誰にも言っていない秘密を、舞に告白した。
嘘をついたまま死にたくなくて。
自分という存在を受け入れてほしくて。
自分には前世の記憶がある。
この世界を、ずっとゲームか何かだと思っていた。
こんな自分だから、普通の女の子みたいには生きられない。
誰に言えるはずもなく、現実と虚構の間で恐怖して。
それでも輝夜は、もう一度全てを告白する。
包み隠さずに、自分の全てを。
影沢は、それを最後まで聞いてくれた。
「それでわたしは、なんと言ったんですか?」
その問いに、輝夜は首を横に振る。
それが、一番の悲しみだった。
最後の言葉を聞く前に、死が二人を引き裂いた。
輝夜の告白を聞いて、影沢はどう思ったのか。
なんて言おうとしたのか。
ただもう一度、その言葉を聞きたくて。
輝夜は全てをやり直した。
「……未来のわたしが何と言おうとしたのか、わたしには想像もつきません。……ですがその代わりに、”今のわたしの気持ち”を率直に伝えようと思います」
その言葉は、
「今のあなたも、これまでのあなたも。
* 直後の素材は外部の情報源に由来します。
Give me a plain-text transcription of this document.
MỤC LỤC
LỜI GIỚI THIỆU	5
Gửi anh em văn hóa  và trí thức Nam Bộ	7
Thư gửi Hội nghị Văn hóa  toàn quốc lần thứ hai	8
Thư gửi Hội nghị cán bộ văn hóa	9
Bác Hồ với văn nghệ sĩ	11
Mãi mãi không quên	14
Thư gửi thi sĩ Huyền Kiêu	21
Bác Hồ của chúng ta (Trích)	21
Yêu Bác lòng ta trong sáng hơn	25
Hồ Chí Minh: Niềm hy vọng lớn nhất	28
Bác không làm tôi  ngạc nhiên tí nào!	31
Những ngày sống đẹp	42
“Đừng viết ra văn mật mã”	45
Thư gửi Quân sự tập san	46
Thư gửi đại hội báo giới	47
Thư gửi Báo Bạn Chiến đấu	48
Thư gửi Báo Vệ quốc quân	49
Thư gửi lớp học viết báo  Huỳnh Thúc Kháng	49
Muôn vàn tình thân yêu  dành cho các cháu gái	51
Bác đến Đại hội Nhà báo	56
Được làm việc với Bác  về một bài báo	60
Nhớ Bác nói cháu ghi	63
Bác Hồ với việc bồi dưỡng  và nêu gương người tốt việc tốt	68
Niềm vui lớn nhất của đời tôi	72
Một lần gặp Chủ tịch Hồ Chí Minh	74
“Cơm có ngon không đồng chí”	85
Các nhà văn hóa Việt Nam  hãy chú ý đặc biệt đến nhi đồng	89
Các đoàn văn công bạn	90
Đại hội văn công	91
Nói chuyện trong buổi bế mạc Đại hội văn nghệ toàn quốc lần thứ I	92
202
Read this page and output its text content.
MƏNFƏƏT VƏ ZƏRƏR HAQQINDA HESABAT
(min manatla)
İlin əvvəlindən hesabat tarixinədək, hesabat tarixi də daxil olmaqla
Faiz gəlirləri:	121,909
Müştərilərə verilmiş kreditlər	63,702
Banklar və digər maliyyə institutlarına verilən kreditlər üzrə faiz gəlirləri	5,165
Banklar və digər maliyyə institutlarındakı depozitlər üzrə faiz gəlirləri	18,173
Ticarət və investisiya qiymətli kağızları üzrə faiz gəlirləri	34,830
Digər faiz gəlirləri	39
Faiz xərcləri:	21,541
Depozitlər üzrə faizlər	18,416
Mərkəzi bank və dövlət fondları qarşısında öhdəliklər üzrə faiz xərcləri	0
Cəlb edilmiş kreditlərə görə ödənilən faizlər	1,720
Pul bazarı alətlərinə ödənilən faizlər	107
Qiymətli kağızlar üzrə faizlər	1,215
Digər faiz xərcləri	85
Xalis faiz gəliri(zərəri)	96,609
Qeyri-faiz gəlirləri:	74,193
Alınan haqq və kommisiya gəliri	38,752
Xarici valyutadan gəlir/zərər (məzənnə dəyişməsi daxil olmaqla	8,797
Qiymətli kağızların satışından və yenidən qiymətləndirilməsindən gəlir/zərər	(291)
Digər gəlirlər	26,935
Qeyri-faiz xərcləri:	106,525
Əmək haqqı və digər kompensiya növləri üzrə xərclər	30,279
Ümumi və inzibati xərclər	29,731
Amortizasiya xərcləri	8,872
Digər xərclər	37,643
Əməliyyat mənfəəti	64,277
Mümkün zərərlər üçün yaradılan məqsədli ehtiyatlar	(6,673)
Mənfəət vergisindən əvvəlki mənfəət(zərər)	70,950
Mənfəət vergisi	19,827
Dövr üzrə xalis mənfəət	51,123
――わたしは、”心の底から愛しています”」
あまりにも単純な、答え合わせ。
影沢の口からは、そんな言葉しか出てこない。
いつ、どこであっても、それはきっと変わらない。
「でも、わたしには、男だった時の記憶とか」
「そんなことは、”わたしには関係ありません”。わたしにとっては、ここにいる輝夜さんが全てですから」
嘘も偽りも脱ぎ捨てて。
身も心も裸になって、全てを打ち明け合う。
「生きていてくれて、ありがとうございます」
この日。
紅月輝夜は、本当の意味でこの世に生を受けた。